The unrealized losses remain, ahem, material in the US banking system
The system is backstopped by the Fed but e.g. the BTFP is scheduled to end on March 11, 2024 pic.twitter.com/huNkgC7E50
— AndreasStenoLarsen (@AndreasSteno) December 8, 2023
“In my view, Basel III endgame rules have nothing to do with fixing the issues that brought down [Silicon Valley], First Republic and Signature banks earlier this year,” Paul Kupiec, senior fellow at the American Enterprise Institute, told the DCNF. “Regulators already have sufficient prompt corrective action powers that they could have used — but did not use — to prevent those failures.”
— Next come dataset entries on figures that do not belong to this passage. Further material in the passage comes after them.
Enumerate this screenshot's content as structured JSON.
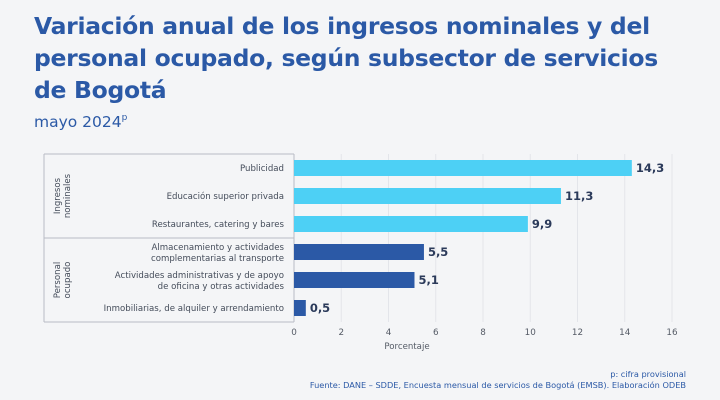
{
  "title": "Variación anual de los ingresos nominales y del personal ocupado, según subsector de servicios de Bogotá",
  "subtitle": "mayo 2024",
  "subtitle_sup": "p",
  "footnote": "p: cifra provisional",
  "source": "Fuente: DANE – SDDE, Encuesta mensual de servicios de Bogotá (EMSB). Elaboración ODEB",
  "colors": {
    "ingresos": "#4dd0f5",
    "personal": "#2b59a6",
    "title": "#2b59a6"
  },
  "chart_data": {
    "type": "bar",
    "orientation": "horizontal",
    "xlabel": "Porcentaje",
    "xlim": [
      0,
      16
    ],
    "xticks": [
      "0",
      "2",
      "4",
      "6",
      "8",
      "10",
      "12",
      "14",
      "16"
    ],
    "grid": true,
    "groups": [
      {
        "name": "Ingresos nominales",
        "color": "#4dd0f5",
        "categories": [
          [
            "Publicidad"
          ],
          [
            "Educación superior privada"
          ],
          [
            "Restaurantes, catering y bares"
          ]
        ],
        "values": [
          14.3,
          11.3,
          9.9
        ],
        "labels": [
          "14,3",
          "11,3",
          "9,9"
        ]
      },
      {
        "name": "Personal ocupado",
        "color": "#2b59a6",
        "categories": [
          [
            "Almacenamiento y actividades",
            "complementarias al transporte"
          ],
          [
            "Actividades administrativas y de apoyo",
            "de oficina y otras actividades"
          ],
          [
            "Inmobiliarias, de alquiler y arrendamiento"
          ]
        ],
        "values": [
          5.5,
          5.1,
          0.5
        ],
        "labels": [
          "5,5",
          "5,1",
          "0,5"
        ]
      }
    ]
  }
}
The financial sector faced a crisis in March when the mid-sized Silicon Valley Bank collapsed following a bank run, leading other regional banks, First Republic and Signature, to follow suit. Emergency actions were taken to prevent a wider banking collapse, with the Federal Deposit Insurance Corporation (FDIC) bailing out depositors and taking on some assets from the banks.
“In my view, the banking system is not well capitalized at present, but it is unrealized interest rate-related losses (from Fed rate increases) that have eroded the banking system’s risk-absorbing capital, and Basel III endgame rules do not address this most basic flaw in the current system of regulatory capital requirements,” Kupiec told the DCNF. “Interest rate-related losses are, after all, what caused the [savings and loan] crisis of the 1980s.”
The Federal Reserve has raised its federal funds rate to a range of 5.25% and 5.50%, the highest point in 22 years, in an effort to bring down inflation, which peaked at 9.1% in June 2022. For the third quarter, banks’ unrealized losses, meaning assets owned by the banks that have fallen in value but have not been sold, grew to $683.9 billion, owing to higher market interest rates and mortgage rates, according to the FDIC.
“One of the things these regulations do is make it almost impossible for smaller institutions to be profitable,” Antoni told the DCNF. “The bigger institutions are the only ones that can meet these regulatory requirements and survive. And now you have created the very thing you were trying to allegedly prevent, which is ‘too big to fail.’ Now when these institutions do get into trouble, what happens? The taxpayer has to step in, pick up the tab and backstop them.”